Home Eventi La “porta di servizio in Gran Bretagna” viene esaminata dopo il “tentativo...

La “porta di servizio in Gran Bretagna” viene esaminata dopo il “tentativo di decapitazione”

19
0

Il confine terrestre del Regno Unito con la Repubblica d’Irlanda è sotto il microscopio dopo che è emerso che il presunto uomo con un coltello di Belfast, che si dice abbia tentato un “tentato decapitazione”, è entrato nel paese attraverso quella strada porosa.

La rivelazione che Hadi Alodid, 30 anni, detto di essere un ex poliziotto proveniente da una famiglia sudanese “importante”, arrivato nel Regno Unito attraverso la rotta migratoria “backdoor” attraverso la Repubblica d’Irlanda, membro dell’Unione Europea, ha spinto a uno sguardo attento al confine. Alodid, che è comparso in tribunale questa settimana per il suo presunto ruolo in un “tentato decapitazione” a Belfast, l’indignazione per la quale ha provocato rivolte, tecnicamente è entrato nel Regno Unito illegalmente, ma attraverso un attraversamento della frontiera terrestre non controllato.

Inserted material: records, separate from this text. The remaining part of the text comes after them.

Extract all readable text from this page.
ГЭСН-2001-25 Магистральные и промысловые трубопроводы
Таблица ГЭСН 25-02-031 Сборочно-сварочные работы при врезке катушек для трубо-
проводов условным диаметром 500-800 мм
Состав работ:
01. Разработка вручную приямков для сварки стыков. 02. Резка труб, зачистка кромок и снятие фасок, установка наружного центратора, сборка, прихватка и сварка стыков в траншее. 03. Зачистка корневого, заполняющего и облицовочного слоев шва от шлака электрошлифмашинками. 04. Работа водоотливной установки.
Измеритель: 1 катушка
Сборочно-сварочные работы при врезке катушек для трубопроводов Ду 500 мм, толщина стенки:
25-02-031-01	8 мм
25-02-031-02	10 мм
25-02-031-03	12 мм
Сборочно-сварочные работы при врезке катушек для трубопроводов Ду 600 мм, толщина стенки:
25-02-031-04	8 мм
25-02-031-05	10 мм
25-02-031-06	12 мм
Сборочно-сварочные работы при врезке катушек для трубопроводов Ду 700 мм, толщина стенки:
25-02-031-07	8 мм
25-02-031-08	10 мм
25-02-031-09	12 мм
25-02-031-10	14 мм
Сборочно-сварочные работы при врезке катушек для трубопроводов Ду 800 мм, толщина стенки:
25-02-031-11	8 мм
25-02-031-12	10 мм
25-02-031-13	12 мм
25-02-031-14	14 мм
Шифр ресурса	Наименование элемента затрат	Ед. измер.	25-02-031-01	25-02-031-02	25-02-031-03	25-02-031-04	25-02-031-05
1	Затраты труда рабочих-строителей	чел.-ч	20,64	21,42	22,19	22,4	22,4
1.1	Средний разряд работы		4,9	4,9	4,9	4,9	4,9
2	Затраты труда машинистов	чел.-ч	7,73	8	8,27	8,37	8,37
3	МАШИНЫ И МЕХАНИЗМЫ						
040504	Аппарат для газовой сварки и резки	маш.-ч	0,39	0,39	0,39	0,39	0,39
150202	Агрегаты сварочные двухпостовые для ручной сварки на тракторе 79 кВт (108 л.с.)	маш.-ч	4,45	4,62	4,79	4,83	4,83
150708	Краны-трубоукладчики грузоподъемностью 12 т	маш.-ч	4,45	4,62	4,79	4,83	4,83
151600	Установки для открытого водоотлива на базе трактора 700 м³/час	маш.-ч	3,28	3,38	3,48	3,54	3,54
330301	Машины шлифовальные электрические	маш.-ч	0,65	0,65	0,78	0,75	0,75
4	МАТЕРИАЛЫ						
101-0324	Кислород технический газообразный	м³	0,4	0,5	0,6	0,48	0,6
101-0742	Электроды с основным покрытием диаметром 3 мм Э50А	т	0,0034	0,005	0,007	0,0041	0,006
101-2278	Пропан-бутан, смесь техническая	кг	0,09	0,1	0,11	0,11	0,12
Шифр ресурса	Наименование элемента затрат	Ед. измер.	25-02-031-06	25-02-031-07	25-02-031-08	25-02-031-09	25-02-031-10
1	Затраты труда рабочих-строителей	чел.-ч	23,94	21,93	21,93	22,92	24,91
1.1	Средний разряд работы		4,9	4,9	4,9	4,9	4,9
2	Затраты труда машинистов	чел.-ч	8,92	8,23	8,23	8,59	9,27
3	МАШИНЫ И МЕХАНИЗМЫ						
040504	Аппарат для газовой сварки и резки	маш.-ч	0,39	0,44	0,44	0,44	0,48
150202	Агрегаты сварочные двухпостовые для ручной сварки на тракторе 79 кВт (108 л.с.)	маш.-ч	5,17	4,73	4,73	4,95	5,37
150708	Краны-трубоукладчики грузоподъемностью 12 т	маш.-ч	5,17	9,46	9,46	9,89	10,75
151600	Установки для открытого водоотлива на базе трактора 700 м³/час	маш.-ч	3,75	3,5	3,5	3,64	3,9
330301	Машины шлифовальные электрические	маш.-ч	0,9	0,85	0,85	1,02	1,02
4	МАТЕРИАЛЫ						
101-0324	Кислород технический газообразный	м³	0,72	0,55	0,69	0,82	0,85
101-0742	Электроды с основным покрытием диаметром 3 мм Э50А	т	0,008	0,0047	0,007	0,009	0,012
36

Allo stato attuale, i porti aerei e marittimi della Gran Bretagna sono protetti secondo il normale metodo internazionale da agenti delle forze di frontiera, mentre gli aspiranti migranti illegali tentano di entrare nella nazione con mezzi subdoli. Sebbene la principale fonte di migranti illegali possa essere l’abuso dei visti – ad esempio entrare come studente o turista e semplicemente non andarsene mai – gli agenti sono anche di pattuglia per altamente pericoloso metodi di ingresso come il contrabbando nel retro di veicoli mercio da tratta di esseri umani piccole imbarcazioni sul costa meridionale.

Differenti metodi di ingresso sono preferiti dai vari gruppi di migranti a seconda che intendano affidarsi alla generosità del welfare statale britannico, o se intendano entrare nel paese senza essere scoperti allo scopo di entrare nell’economia del mercato nero, o peggio.

Ma un’altra strada è possibile. Gli aspiranti migranti illegali che sono riusciti ad arrivare fino all’Unione Europea possono abusare dell’area Schengen delle sue frontiere interne aperte per volare nella Repubblica d’Irlanda, che condivide l’isola di Island nelle Isole Britanniche con il Regno Unito. Il confine tra la Repubblica e l’Irlanda del Nord è lungo oltre 300 miglia, ha centinaia di attraversamenti stradali e non ha posti di frontiera o controlli a causa delle comuni modalità di viaggio risalenti all’indipendenza irlandese negli anni ’20.

Un cittadino non britannico o irlandese che attraversa quel confine senza il diritto di entrare nel Regno Unito lo fa illegalmente, ma è effettivamente libero di farlo perché non esiste alcun controllo di frontiera. Nel caso di Alodid, si ritiene che abbia volato da Parigi a Dublino e abbia attraversato il confine con il Regno Unito nel febbraio 2023 in autobus, dopo di che abbia chiesto asilo in Irlanda del Nord.

Come notato di Il Guardianononostante sia entrato illegalmente nel Regno Unito, la sua richiesta di asilo è stata accettata dal governo, come lo sono le richieste di quasi tutti gli arrivi sudanesi. Hanno riferito:

…i richiedenti asilo provenienti dal Sudan hanno il tasso di concessione iniziale più alto – 94% – tra tutte le nazionalità che richiedono rifugio nel Regno Unito. Ciò è dovuto alle prove documentate di una guerra civile in corso, di violenza etnica, di omicidi mirati e di violenza sessuale sistemica in gran parte del Paese.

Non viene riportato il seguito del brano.